Dümdüz, doğrudan ve parmağımızın arkasına saklanmadan ifade ediyoruz.
Lale devri bitti.
Ve artık uyanmanın zamanı geldi de geçiyor bile.
Devlet yönetimi, maaş ödemek ve Devlet hazinesinin kalemlerine hizmet ve icraat için konulan meblağların parti yandaşları arasında bölüştürülmesi olarak algılanmasının da artık sonu gelmeli.
Maliye Bakanlığı bile bile ek mesai statükosuna göz yummamalı mesela.
Mesela, Eğitim ve Kültür Bakanlığı seçim zamanı karşıma dikilmesin diye taşımacıların tehditlerine göz yummamalı.
Devlet hastanesi dışında diğer özel hastanelere sevk yapılan hastalar ile ilgili Devlete kesilen şişirilmiş faturalara da Sağlık Bakanlığı göz yummalı mesela.
Tarım Bakanlığı, tarım ve hayvancının oy tehditlerine boyun eğerek bütçesini sadece ve sadece ilgili kesimleri memnun etme ya da daha açık bir ifade ile sus payı olarak harcamamalı mesela.
Ve memurun da tek derdi sadece ve sadece maaş olmamalı.
Hükümetlerin tek derdinin maaş ödemek olmaması gerektiği gibi.
Ve tüm kesimler artık bilmeli ki lale devri bitti.
Maaş ve 13.maaş ile ilgili sorun yaşanmayacağı sözünü alarak da her şeyin güllük gülüstanlık olacağını düşünmek ise ölü gözünden yaş beklemekten başka bir şey değil.

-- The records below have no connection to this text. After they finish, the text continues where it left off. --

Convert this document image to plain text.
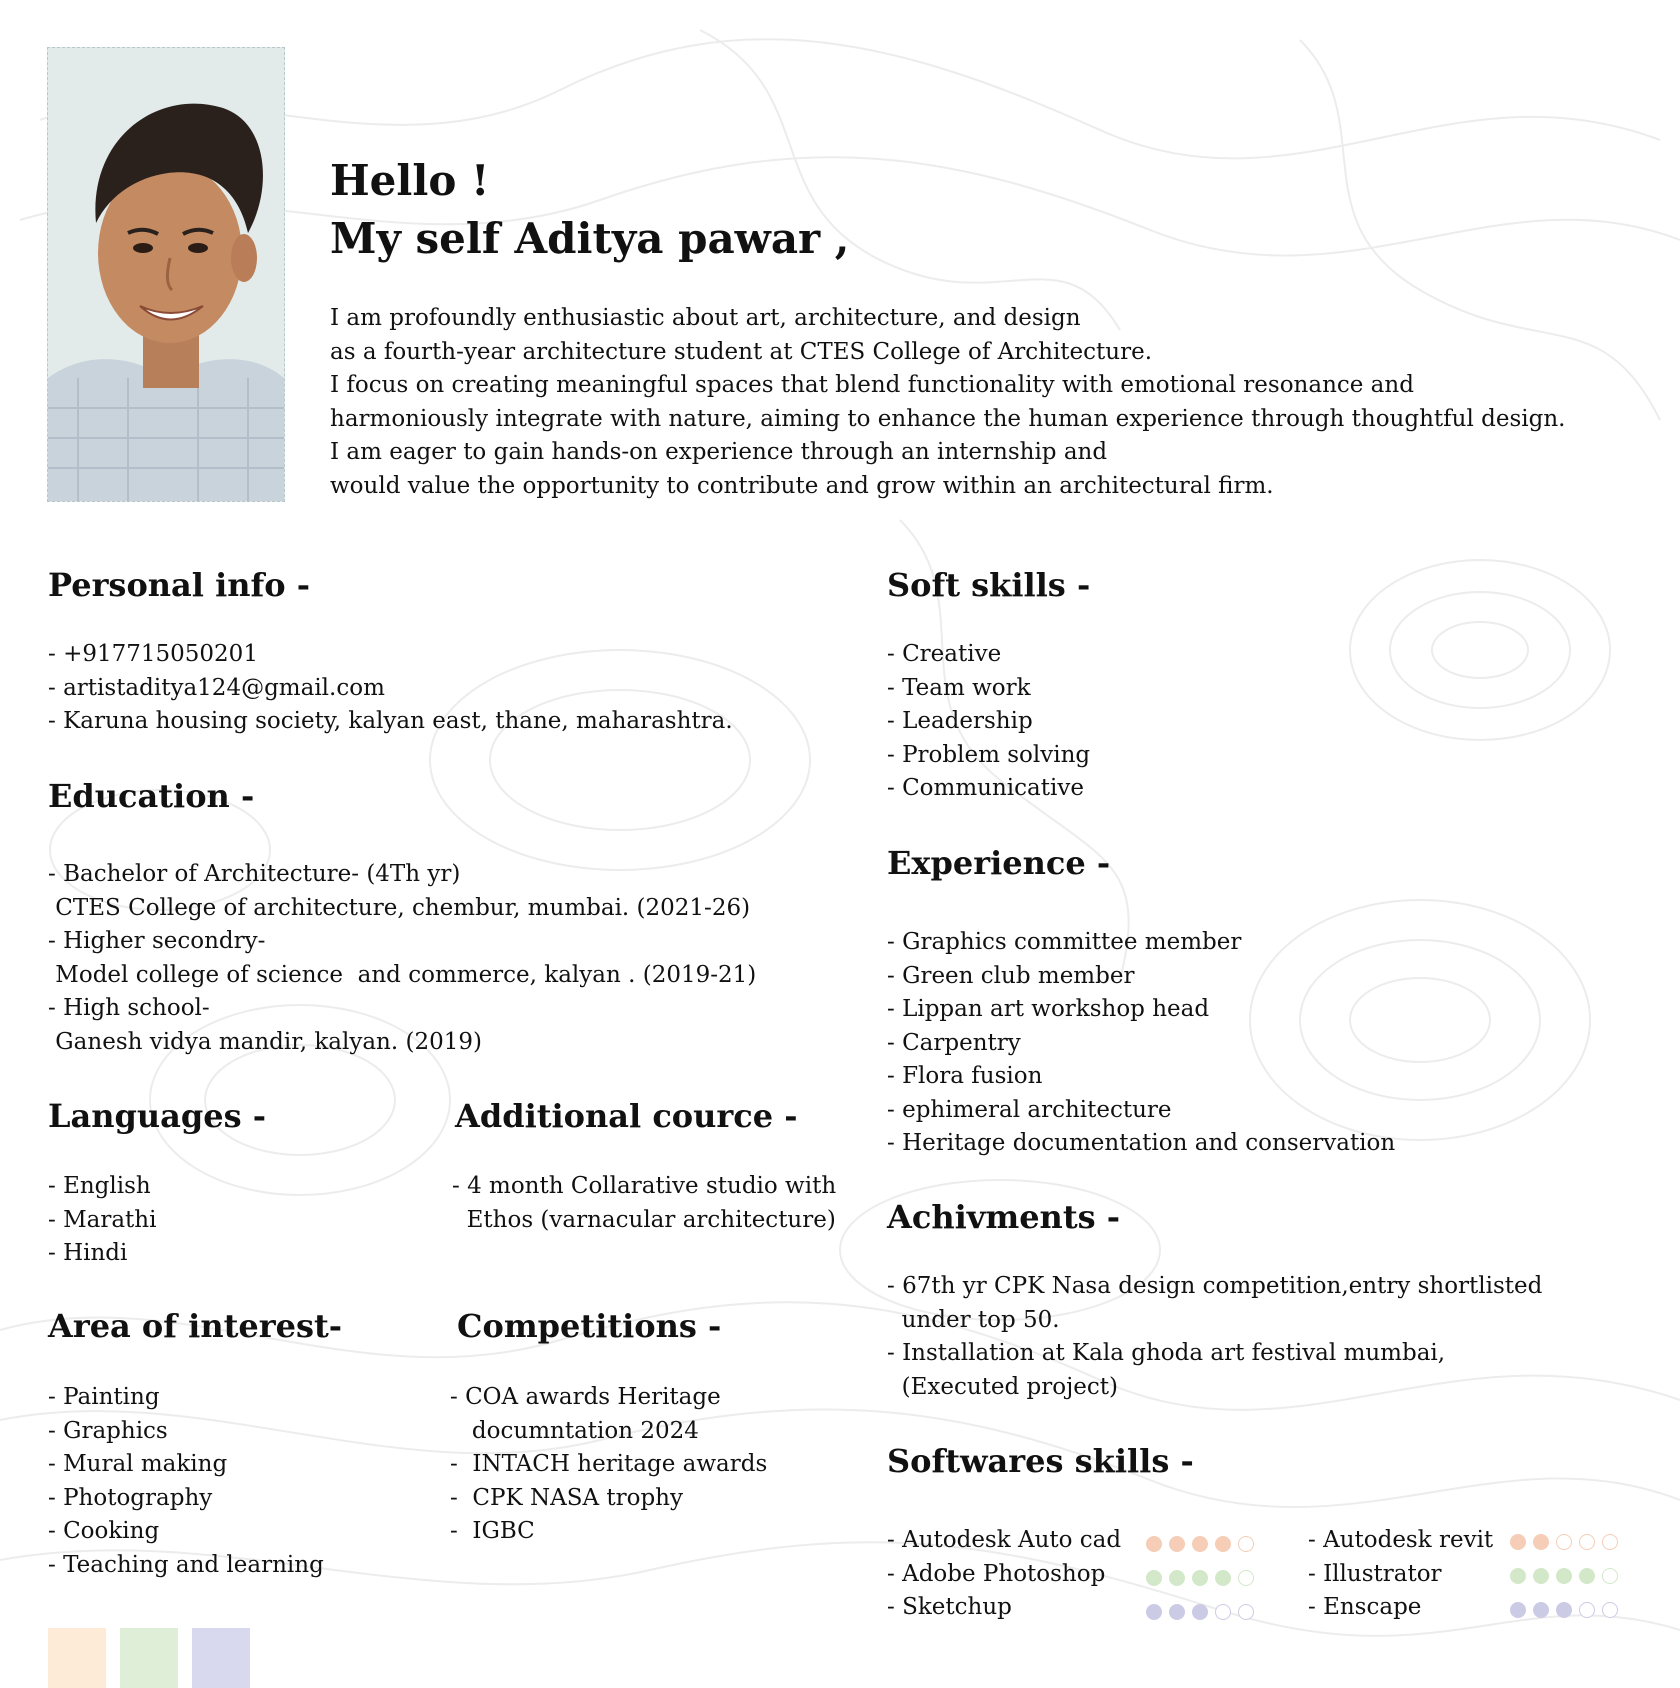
Hello !
My self Aditya pawar ,
I am profoundly enthusiastic about art, architecture, and design
as a fourth-year architecture student at CTES College of Architecture.
I focus on creating meaningful spaces that blend functionality with emotional resonance and
harmoniously integrate with nature, aiming to enhance the human experience through thoughtful design.
I am eager to gain hands-on experience through an internship and
would value the opportunity to contribute and grow within an architectural firm.
Personal info -
- +917715050201
- artistaditya124@gmail.com
- Karuna housing society, kalyan east, thane, maharashtra.
Education -
- Bachelor of Architecture- (4Th yr)
CTES College of architecture, chembur, mumbai. (2021-26)
- Higher secondry-
Model college of science  and commerce, kalyan . (2019-21)
- High school-
Ganesh vidya mandir, kalyan. (2019)
Languages -
- English
- Marathi
- Hindi
Additional cource -
- 4 month Collarative studio with
Ethos (varnacular architecture)
Area of interest-
- Painting
- Graphics
- Mural making
- Photography
- Cooking
- Teaching and learning
Competitions -
- COA awards Heritage
documntation 2024
-  INTACH heritage awards
-  CPK NASA trophy
-  IGBC
Soft skills -
- Creative
- Team work
- Leadership
- Problem solving
- Communicative
Experience -
- Graphics committee member
- Green club member
- Lippan art workshop head
- Carpentry
- Flora fusion
- ephimeral architecture
- Heritage documentation and conservation
Achivments -
- 67th yr CPK Nasa design competition,entry shortlisted
under top 50.
- Installation at Kala ghoda art festival mumbai,
(Executed project)
Softwares skills -
- Autodesk Auto cad
- Adobe Photoshop
- Sketchup
- Autodesk revit
- Illustrator
- Enscape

Devletin ve dolayısıyla Devlet erkini elinde tutan Hükümetlerin tek görevi maaş ödemek ve motivasyonları ise statükoları mutlu ederek iktidarlarını sürdürme olmamalı.

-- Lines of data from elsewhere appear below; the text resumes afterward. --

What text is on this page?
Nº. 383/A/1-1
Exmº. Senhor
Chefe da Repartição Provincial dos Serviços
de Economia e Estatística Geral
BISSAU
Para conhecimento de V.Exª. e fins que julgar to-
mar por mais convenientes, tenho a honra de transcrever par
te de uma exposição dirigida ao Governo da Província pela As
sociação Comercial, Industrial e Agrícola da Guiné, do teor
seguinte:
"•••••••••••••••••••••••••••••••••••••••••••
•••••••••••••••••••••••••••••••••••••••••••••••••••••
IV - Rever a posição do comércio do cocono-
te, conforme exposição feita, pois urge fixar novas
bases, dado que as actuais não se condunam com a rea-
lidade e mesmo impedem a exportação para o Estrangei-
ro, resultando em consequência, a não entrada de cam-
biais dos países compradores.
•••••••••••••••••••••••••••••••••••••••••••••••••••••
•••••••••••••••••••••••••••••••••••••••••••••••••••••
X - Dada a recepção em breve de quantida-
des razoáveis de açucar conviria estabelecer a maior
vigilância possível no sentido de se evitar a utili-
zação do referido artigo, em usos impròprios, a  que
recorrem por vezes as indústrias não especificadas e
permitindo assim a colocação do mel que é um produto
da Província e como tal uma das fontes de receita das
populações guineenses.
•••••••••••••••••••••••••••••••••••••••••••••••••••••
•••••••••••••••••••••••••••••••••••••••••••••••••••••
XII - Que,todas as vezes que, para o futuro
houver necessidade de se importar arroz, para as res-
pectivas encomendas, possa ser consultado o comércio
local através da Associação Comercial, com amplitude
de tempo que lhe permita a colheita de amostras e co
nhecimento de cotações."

Seçilmişler ve atanmışların da artık toplum ile Devleti içten içe kemiren statükolara alet olmaması gereken yeni bir dönemi inşa etmek zorundayız.
Türkiye’nin de eski Türkiye olmadığını bilerek hareket etmek zorunda, Hükümetler.
Ve Hükümetler, böylesi bir gerçeklik üzerinden yeni bir ve olmasını gereken bir anlayışı ile Devleti yönetmek zorunda.
Ana sorun ve soru, maaş ödemek ve kaynakları dağıtmaktan öte Hükümetler, KKTC Devletinin kendi ayakları üzerinde durabilmesi için gereken cesareti ve iradeyi ortaya koyabilecek midir?
Gerisi ve ötesi sadece teferruattır.
Elbette, anavatan Türkiye’nin KKTC’ye her zeminde desteği sürecektir.
Ancak Kıbrıs Türkünün Devletini yönetenlerinde artık adil ve icraat ile hizmeti ruhu ve karakteri haline gelmiş yeni bir Devlet yönetim anlayışını inşa etmelerinin zorunluluğu gün gibi ortada.
Ki zaten ve kim ne derse desin, anavatan Türkiye ile imzalanan ekonomik protokollerin de ruhunun bu yönde olduğu bir gerçek.
UBP-YDP-DP Hükümeti bir milat olmalı.
Popülizmin ruhu ve karakteri olan bir siyaset anlayışının yarattığı statükolara karşı bir kırılma noktası olmalı, UBP-YDP-DP Hükümeti.
Ve hiçbir siyasi partinin de Devleti popülizme esir etmesinde birbirinden farkının olmadığı da diğer bir gerçek.
Daha açık bir ifade ile yaratılan ve sürdürülen düzen ile ilgili ister sağ ister sol partiler olsun, kimsenin kimseye ne kızacak ne eleştirecek ne de hesap soracak haddi var.
Ersan Saner Hükümeti yeni bir dönemin ilk tuğlasını koymak zorunda.
Lale devir biterken toplumsal ödev ve sorumluluk, UBP-YDP-DP Hükümetinin boynunda.